For K–3 students, this translates into simple but powerful routines:
- listening walks
- noticing seasonal changes
- caring for a school garden
- learning local plant and animal names
- exploring weather patterns
- using natural materials to learn math or literacy
- telling stories connected to place
These small moments help children feel grounded, capable, and connected.
What It Looks Like in a Primary Classroom
Place-based learning does not require a forest at your school. It simply requires intention. Here are examples you can introduce right away:
1. Begin With Acknowledgement
Start by acknowledging the traditional Indigenous territory you teach on. Invite students to learn local place names, languages, and stories.
This builds respect and awareness.
2. Create a “Sit Spot” Routine
Students find a quiet place outdoors to sit, breathe, observe, and listen. Over time they notice patterns and changes.
This supports self-regulation, attention, and gratitude.
3. Explore Local Plants and Animals
Learn the names of local trees, plants, and birds. Use field guides or apps.
Students begin to see the land as full of relationships.
4. Connect Curriculum to Place
Math: counting pinecones or measuring shadows
Literacy: nature journaling or descriptive writing
Science: studying seasonal cycles or decomposition
Social Studies: learning about local community and Indigenous histories
5. Learn Through Care
Tending a school garden, picking up litter, watering plants, or returning materials to their place all build stewardship.
Honouring the Land We Learn On
The heart of place-based learning is relationship. Children begin to understand that the land gives us stories, food, shade, air, and inspiration. In return, we show gratitude, curiosity, and care.
This is not a one-time lesson. It is a way of being with students. It teaches them that learning is not separate from the world.

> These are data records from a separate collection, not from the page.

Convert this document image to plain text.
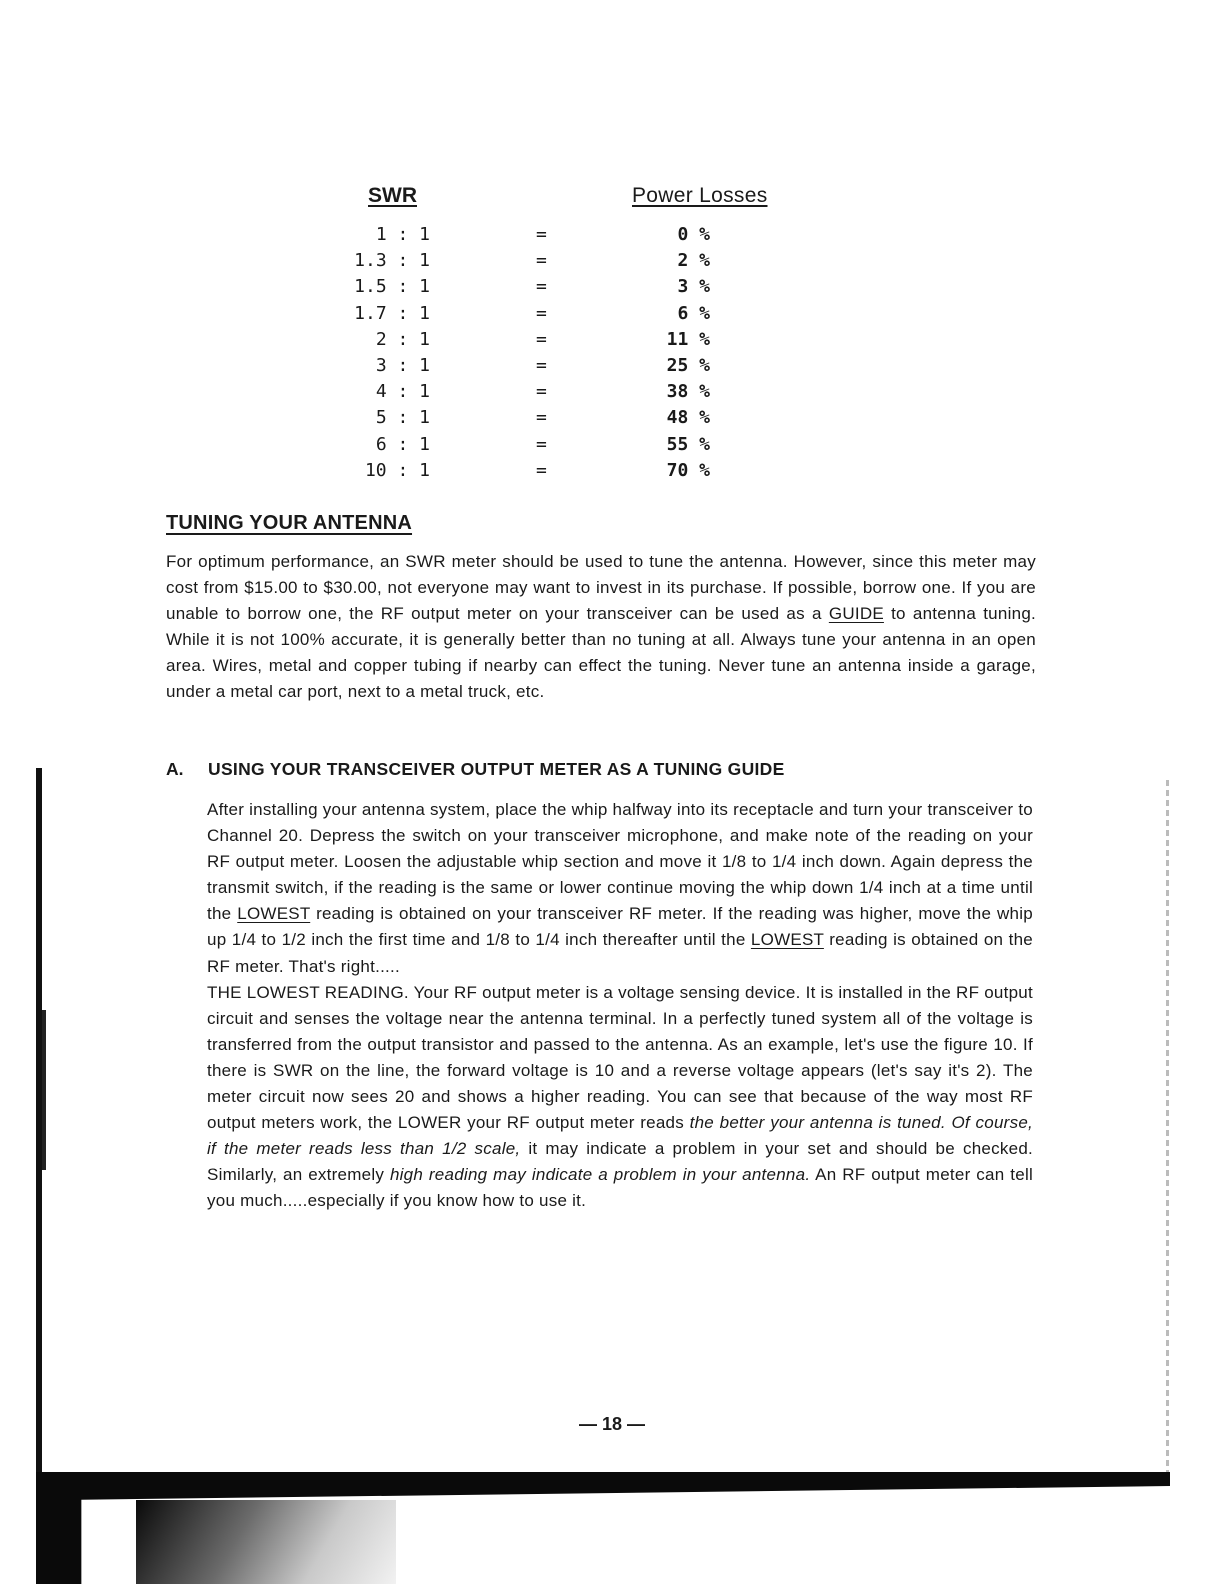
SWR	Power Losses
1 : 1	=	0 %
1.3 : 1	=	2 %
1.5 : 1	=	3 %
1.7 : 1	=	6 %
2 : 1	=	11 %
3 : 1	=	25 %
4 : 1	=	38 %
5 : 1	=	48 %
6 : 1	=	55 %
10 : 1	=	70 %
TUNING YOUR ANTENNA
For optimum performance, an SWR meter should be used to tune the antenna. However, since this meter may cost from $15.00 to $30.00, not everyone may want to invest in its purchase. If possible, borrow one. If you are unable to borrow one, the RF output meter on your transceiver can be used as a GUIDE to antenna tuning. While it is not 100% accurate, it is generally better than no tuning at all. Always tune your antenna in an open area. Wires, metal and copper tubing if nearby can effect the tuning. Never tune an antenna inside a garage, under a metal car port, next to a metal truck, etc.
A. USING YOUR TRANSCEIVER OUTPUT METER AS A TUNING GUIDE
After installing your antenna system, place the whip halfway into its receptacle and turn your transceiver to Channel 20. Depress the switch on your transceiver microphone, and make note of the reading on your RF output meter. Loosen the adjustable whip section and move it 1/8 to 1/4 inch down. Again depress the transmit switch, if the reading is the same or lower continue moving the whip down 1/4 inch at a time until the LOWEST reading is obtained on your transceiver RF meter. If the reading was higher, move the whip up 1/4 to 1/2 inch the first time and 1/8 to 1/4 inch thereafter until the LOWEST reading is obtained on the RF meter. That's right.....
THE LOWEST READING. Your RF output meter is a voltage sensing device. It is installed in the RF output circuit and senses the voltage near the antenna terminal. In a perfectly tuned system all of the voltage is transferred from the output transistor and passed to the antenna. As an example, let's use the figure 10. If there is SWR on the line, the forward voltage is 10 and a reverse voltage appears (let's say it's 2). The meter circuit now sees 20 and shows a higher reading. You can see that because of the way most RF output meters work, the LOWER your RF output meter reads the better your antenna is tuned. Of course, if the meter reads less than 1/2 scale, it may indicate a problem in your set and should be checked. Similarly, an extremely high reading may indicate a problem in your antenna. An RF output meter can tell you much.....especially if you know how to use it.
— 18 —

Learning happens through land, culture, history, and community.
As teachers, when we honour the land we learn on, we create a classroom that values connection, respect, and responsibility. And over time, we help children build a lifelong relationship with place.
References
First Nations Education Steering Committee (FNESC). (2025). About. https://www.fnesc.ca/
Gruenewald, D. A. (2003). Foundations of Place: A Multidisciplinary Framework for Place-Conscious Education. American Educational Research Journal, 40(3), 619–654. https://doi.org/10.3102/00028312040003619
Kress, M., & Horn-Miller, K. (Eds.). (2023). Land as relation: teaching and learning through place, people, and practices. Canadian Scholars, an imprint of CSP Books Inc.
Mann, J., Gray, T., Truong, S., Brymer, E., Passy, R., Ho, S., Sahlberg, P., Ward, K., Bentsen, P., Curry, C., & Cowper, R. (2022). Getting Out of the Classroom and Into Nature: A Systematic Review of Nature-Specific Outdoor Learning on School Children’s Learning and Development. Frontiers in Public Health, 10, 877058. https://doi.org/10.3389/fpubh.2022.877058
Sobel, D. (2013). Place-based education: connecting classrooms and communities (2nd ed.). Orion Society.